Orville Douglas Denison spent his youth sketching out futuristic aircraft, but in retirement he’s turned pragmatic. His ” aerial fire truck,” a cross between a conveyer belt and a ladder, could help firefighters quickly shuttle victims out of burning buildings.
Denison began studying fire-rescue technology after watching TV coverage of the arena Trade Center evacuations on September 11, 2001. Eventually he turned his focus to the ladders often used for smaller buildings. Firemen began deploying telescoping ladders inside the 1880s, and they haven’t changed significantly since. ” It’s ridiculous to climb up, put someone to your shoulders, and climb down,” Denison says. There had to be a faster way, he thought. So he designed a moving ladder that may be retrofit-ted to trucks to lessen a firefighter’s climbing time by more than half.
In a rescue, firemen could extend Denison’s hydraulic ladder to windows as high as 113 feet. But in preference to clamber up the ladder, the firefighter would hop on, and the rungs would roll up at 200 feet per minute-more than twice the typical climbing speed of a firefighter weighed down by 130 pounds of substances. The firefighter would ride to a window, load unconscious victims into a rescue bag, hook the bag to the ladder, and shift it into reverse to bring the person to safety. Denison says it could possibly now absorb to 15 minutes, and often several men, to carry one victim down a ladder from 10 stories. He estimates that his ladder could lower four people to the ground in not up to four minutes.

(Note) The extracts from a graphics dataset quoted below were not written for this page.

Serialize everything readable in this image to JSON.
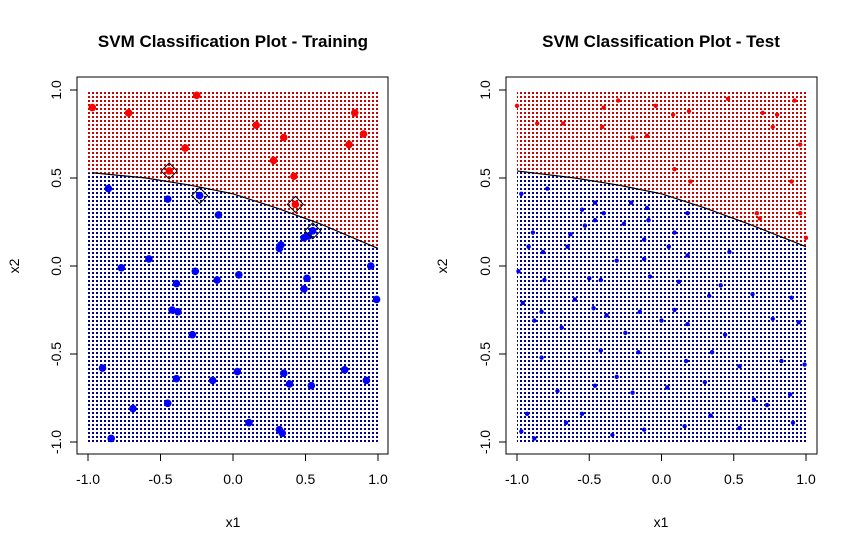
{
  "chart_data": [
    {
      "type": "scatter",
      "title": "SVM Classification Plot - Training",
      "xlabel": "x1",
      "ylabel": "x2",
      "xlim": [
        -1.0,
        1.0
      ],
      "ylim": [
        -1.0,
        1.0
      ],
      "x_ticks": [
        "-1.0",
        "-0.5",
        "0.0",
        "0.5",
        "1.0"
      ],
      "y_ticks": [
        "-1.0",
        "-0.5",
        "0.0",
        "0.5",
        "1.0"
      ],
      "grid": false,
      "background": "dotted class-region grid (red above boundary, blue below)",
      "colors": {
        "red_class": "#ff0000",
        "blue_class": "#0000ff",
        "red_region": "#cc0000",
        "blue_region": "#00008b",
        "boundary": "#000000"
      },
      "decision_boundary": {
        "x": [
          -0.97,
          -0.6,
          -0.3,
          0.0,
          0.3,
          0.6,
          1.0
        ],
        "y": [
          0.53,
          0.5,
          0.46,
          0.41,
          0.33,
          0.24,
          0.1
        ]
      },
      "series": [
        {
          "color": "#ff0000",
          "points": [
            [
              -0.97,
              0.9
            ],
            [
              -0.72,
              0.87
            ],
            [
              -0.25,
              0.97
            ],
            [
              -0.33,
              0.67
            ],
            [
              0.16,
              0.8
            ],
            [
              0.35,
              0.73
            ],
            [
              0.28,
              0.6
            ],
            [
              0.42,
              0.51
            ],
            [
              0.8,
              0.69
            ],
            [
              0.84,
              0.87
            ],
            [
              0.9,
              0.75
            ],
            [
              -0.44,
              0.54
            ],
            [
              0.43,
              0.35
            ]
          ]
        },
        {
          "color": "#0000ff",
          "points": [
            [
              -0.86,
              0.44
            ],
            [
              -0.45,
              0.38
            ],
            [
              -0.23,
              0.4
            ],
            [
              -0.1,
              0.29
            ],
            [
              0.55,
              0.2
            ],
            [
              0.49,
              0.16
            ],
            [
              0.52,
              0.17
            ],
            [
              0.32,
              0.1
            ],
            [
              0.33,
              0.12
            ],
            [
              -0.77,
              -0.01
            ],
            [
              -0.58,
              0.04
            ],
            [
              -0.26,
              -0.03
            ],
            [
              0.04,
              -0.05
            ],
            [
              -0.11,
              -0.08
            ],
            [
              -0.39,
              -0.1
            ],
            [
              0.51,
              -0.07
            ],
            [
              0.49,
              -0.13
            ],
            [
              0.95,
              0.0
            ],
            [
              0.99,
              -0.19
            ],
            [
              -0.42,
              -0.25
            ],
            [
              -0.38,
              -0.26
            ],
            [
              -0.28,
              -0.39
            ],
            [
              -0.9,
              -0.58
            ],
            [
              -0.39,
              -0.64
            ],
            [
              -0.14,
              -0.65
            ],
            [
              0.03,
              -0.6
            ],
            [
              0.35,
              -0.61
            ],
            [
              0.39,
              -0.67
            ],
            [
              0.54,
              -0.68
            ],
            [
              0.77,
              -0.59
            ],
            [
              0.92,
              -0.65
            ],
            [
              -0.69,
              -0.81
            ],
            [
              -0.45,
              -0.78
            ],
            [
              0.11,
              -0.89
            ],
            [
              0.32,
              -0.93
            ],
            [
              0.34,
              -0.95
            ],
            [
              -0.84,
              -0.98
            ]
          ]
        }
      ],
      "support_vectors": [
        [
          -0.44,
          0.54
        ],
        [
          0.43,
          0.35
        ],
        [
          -0.23,
          0.4
        ],
        [
          0.55,
          0.2
        ]
      ]
    },
    {
      "type": "scatter",
      "title": "SVM Classification Plot - Test",
      "xlabel": "x1",
      "ylabel": "x2",
      "xlim": [
        -1.0,
        1.0
      ],
      "ylim": [
        -1.0,
        1.0
      ],
      "x_ticks": [
        "-1.0",
        "-0.5",
        "0.0",
        "0.5",
        "1.0"
      ],
      "y_ticks": [
        "-1.0",
        "-0.5",
        "0.0",
        "0.5",
        "1.0"
      ],
      "grid": false,
      "background": "dotted class-region grid (red above boundary, blue below)",
      "colors": {
        "red_class": "#ff0000",
        "blue_class": "#0000ff",
        "red_region": "#cc0000",
        "blue_region": "#00008b",
        "boundary": "#000000"
      },
      "decision_boundary": {
        "x": [
          -1.0,
          -0.6,
          -0.3,
          0.0,
          0.3,
          0.6,
          1.0
        ],
        "y": [
          0.54,
          0.5,
          0.46,
          0.41,
          0.33,
          0.24,
          0.11
        ]
      },
      "series": [
        {
          "color": "#ff0000",
          "points": [
            [
              -1.0,
              0.91
            ],
            [
              -0.68,
              0.81
            ],
            [
              -0.86,
              0.81
            ],
            [
              -0.4,
              0.9
            ],
            [
              -0.3,
              0.94
            ],
            [
              -0.04,
              0.91
            ],
            [
              0.08,
              0.86
            ],
            [
              0.19,
              0.88
            ],
            [
              0.46,
              0.95
            ],
            [
              0.7,
              0.87
            ],
            [
              0.8,
              0.86
            ],
            [
              0.92,
              0.94
            ],
            [
              -0.41,
              0.79
            ],
            [
              -0.2,
              0.73
            ],
            [
              -0.1,
              0.74
            ],
            [
              0.77,
              0.79
            ],
            [
              0.96,
              0.69
            ],
            [
              0.09,
              0.55
            ],
            [
              0.2,
              0.48
            ],
            [
              0.9,
              0.48
            ],
            [
              0.66,
              0.3
            ],
            [
              0.68,
              0.27
            ],
            [
              0.96,
              0.3
            ],
            [
              1.0,
              0.16
            ]
          ]
        },
        {
          "color": "#0000ff",
          "points": [
            [
              -0.97,
              0.41
            ],
            [
              -0.79,
              0.44
            ],
            [
              -0.55,
              0.32
            ],
            [
              -0.46,
              0.36
            ],
            [
              -0.4,
              0.3
            ],
            [
              -0.46,
              0.26
            ],
            [
              -0.21,
              0.36
            ],
            [
              -0.1,
              0.33
            ],
            [
              -0.09,
              0.26
            ],
            [
              0.18,
              0.3
            ],
            [
              -0.89,
              0.19
            ],
            [
              -0.92,
              0.11
            ],
            [
              -0.63,
              0.18
            ],
            [
              -0.53,
              0.23
            ],
            [
              -0.26,
              0.24
            ],
            [
              -0.12,
              0.15
            ],
            [
              0.09,
              0.19
            ],
            [
              -0.82,
              0.08
            ],
            [
              -0.65,
              0.11
            ],
            [
              -0.31,
              0.03
            ],
            [
              -0.12,
              0.04
            ],
            [
              0.05,
              0.11
            ],
            [
              0.18,
              0.06
            ],
            [
              0.47,
              0.08
            ],
            [
              -0.99,
              -0.03
            ],
            [
              -0.81,
              -0.08
            ],
            [
              -0.5,
              -0.07
            ],
            [
              -0.42,
              -0.08
            ],
            [
              -0.08,
              -0.06
            ],
            [
              0.12,
              -0.09
            ],
            [
              0.41,
              -0.11
            ],
            [
              -0.96,
              -0.21
            ],
            [
              -0.83,
              -0.26
            ],
            [
              -0.6,
              -0.19
            ],
            [
              -0.47,
              -0.24
            ],
            [
              -0.38,
              -0.28
            ],
            [
              -0.15,
              -0.26
            ],
            [
              0.09,
              -0.25
            ],
            [
              0.33,
              -0.17
            ],
            [
              0.63,
              -0.16
            ],
            [
              0.9,
              -0.18
            ],
            [
              -0.88,
              -0.31
            ],
            [
              -0.69,
              -0.35
            ],
            [
              -0.25,
              -0.38
            ],
            [
              0.0,
              -0.31
            ],
            [
              0.18,
              -0.33
            ],
            [
              0.44,
              -0.39
            ],
            [
              0.77,
              -0.3
            ],
            [
              0.95,
              -0.32
            ],
            [
              -0.83,
              -0.52
            ],
            [
              -0.42,
              -0.48
            ],
            [
              -0.16,
              -0.49
            ],
            [
              0.17,
              -0.54
            ],
            [
              0.35,
              -0.49
            ],
            [
              0.54,
              -0.57
            ],
            [
              0.83,
              -0.54
            ],
            [
              -0.93,
              -0.84
            ],
            [
              -0.72,
              -0.71
            ],
            [
              -0.46,
              -0.68
            ],
            [
              -0.31,
              -0.63
            ],
            [
              -0.2,
              -0.72
            ],
            [
              0.04,
              -0.69
            ],
            [
              0.3,
              -0.66
            ],
            [
              0.64,
              -0.76
            ],
            [
              0.89,
              -0.73
            ],
            [
              -0.97,
              -0.94
            ],
            [
              -0.66,
              -0.89
            ],
            [
              -0.55,
              -0.84
            ],
            [
              -0.34,
              -0.96
            ],
            [
              -0.12,
              -0.93
            ],
            [
              0.16,
              -0.91
            ],
            [
              0.34,
              -0.85
            ],
            [
              0.54,
              -0.92
            ],
            [
              0.73,
              -0.79
            ],
            [
              0.91,
              -0.89
            ],
            [
              -0.88,
              -0.98
            ],
            [
              0.99,
              -0.56
            ]
          ]
        }
      ]
    }
  ]
}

Several firefighting experts praise Denison’s innovative approach, while also nitpicking the design, suggesting that simpler is healthier for rescue technology. But Denison, who has interest from some manufacturers, welcomes the critiques-he’s intent on making his ladder a reality. ” To me,” he says, ” that’s an obvious necessity and a option to an age-old problem.”
As Denison’s new hydraulic ladder extends, it draws additional rungs from in the base unit. The rungs are on rollers that slide on tracks to feed the ladder. Each roller moves independently and is hooked up to a spring-loaded cable that keeps the line taut as the rungs run up and down the ladder at 200 feet per minute.